VideoRAG is an innovative search-enhanced generation framework designed specifically for understanding and processing extremely long context videos. It realizes the understanding of unlimited length videos by combining graph-driven text knowledge anchoring and hierarchical multimodal context coding. This framework is able to dynamically build knowledge graphs, maintain semantic coherence of multi-video contexts, and optimize retrieval efficiency through an adaptive multimodal fusion mechanism. The main advantages of VideoRAG include efficient and extremely long context video processing capabilities, structured video knowledge indexing, and multimodal retrieval capabilities, enabling it to provide comprehensive answers to complex queries. This framework has important technical value and application prospects in the field of long video understanding.
Demand population:
"This product is suitable for researchers, developers, and professionals in related fields who need to process and understand extremely long context videos, such as video content creators in the education field, film and television production teams, and companies that need to extract knowledge from large amounts of videos. VideoRAG can help them efficiently extract valuable information from long videos, providing powerful technical support for the analysis, summary and question-and-answer of video content."
Example of usage scenarios:
Researchers can use VideoRAG to extract key knowledge points from a large number of academic lecture videos for academic research and teaching.
Film and television production teams can use VideoRAG to quickly retrieve video clips related to specific topics to improve video editing efficiency.

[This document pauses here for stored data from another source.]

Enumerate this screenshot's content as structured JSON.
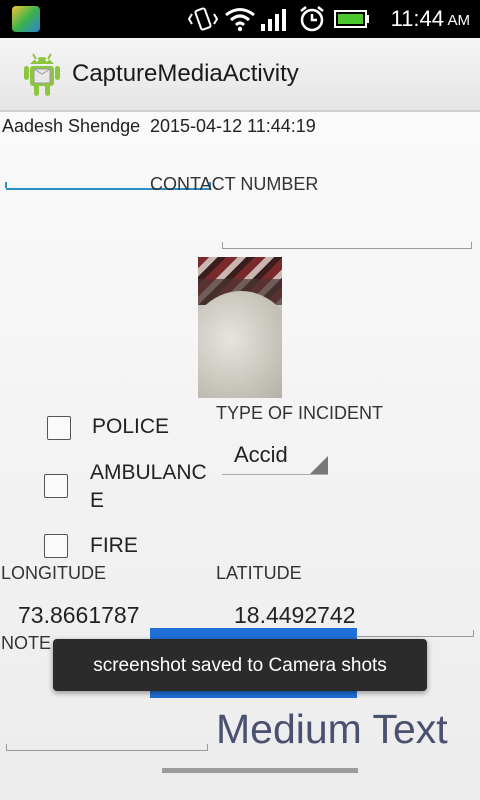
{
  "status_bar": {
    "time": "11:44",
    "ampm": "AM"
  },
  "action_bar": {
    "title": "CaptureMediaActivity"
  },
  "form": {
    "user_name": "Aadesh Shendge",
    "timestamp": "2015-04-12 11:44:19",
    "contact_number_label": "CONTACT NUMBER",
    "type_of_incident_label": "TYPE OF INCIDENT",
    "incident_spinner_value": "Accid",
    "checkboxes": {
      "police": "POLICE",
      "ambulance_line1": "AMBULANC",
      "ambulance_line2": "E",
      "fire": "FIRE"
    },
    "longitude_label": "LONGITUDE",
    "latitude_label": "LATITUDE",
    "longitude_value": "73.8661787",
    "latitude_value": "18.4492742",
    "note_label": "NOTE",
    "medium_text": "Medium Text"
  },
  "toast": {
    "message": "screenshot saved to Camera shots"
  },
  "colors": {
    "accent": "#33b5e5",
    "button_blue": "#1e6fd6",
    "toast_bg": "#2b2b2b"
  }
}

Businesses can use VideoRAG to extract key information from internal training videos for employee training and knowledge management.
Product Features:
Efficient and extremely long context video processing: Process hundreds of hours of video content with a single NVIDIA RTX 3090 GPU.
Structured video knowledge index: Refining hundreds of hours of video content into a structured knowledge graph.
Multimodal search: combine text semantics and visual content to accurately retrieve relevant video clips.
Support multilingual video processing: By modifying the Whisper model, multilingual video processing is supported.
Provides long video benchmark dataset: contains more than 160 videos with a total duration of more than 134 hours, covering a variety of types such as lectures, documentaries and entertainment.
Tutorials for use:
1. Create a Conda environment and install the necessary dependencies, including PyTorch, transformers, etc.
2. Download the pretrained model checkpoints for MiniCPM-V, Whisper, and ImageBind.
3. Pass the video file path list to the VideoRAG model to extract and index video knowledge.
4. Ask a query about the video content, VideoRAG will answer questions by retrieving and generating them.
5. You can support multilingual video processing by modifying the code to adapt to video content in different languages.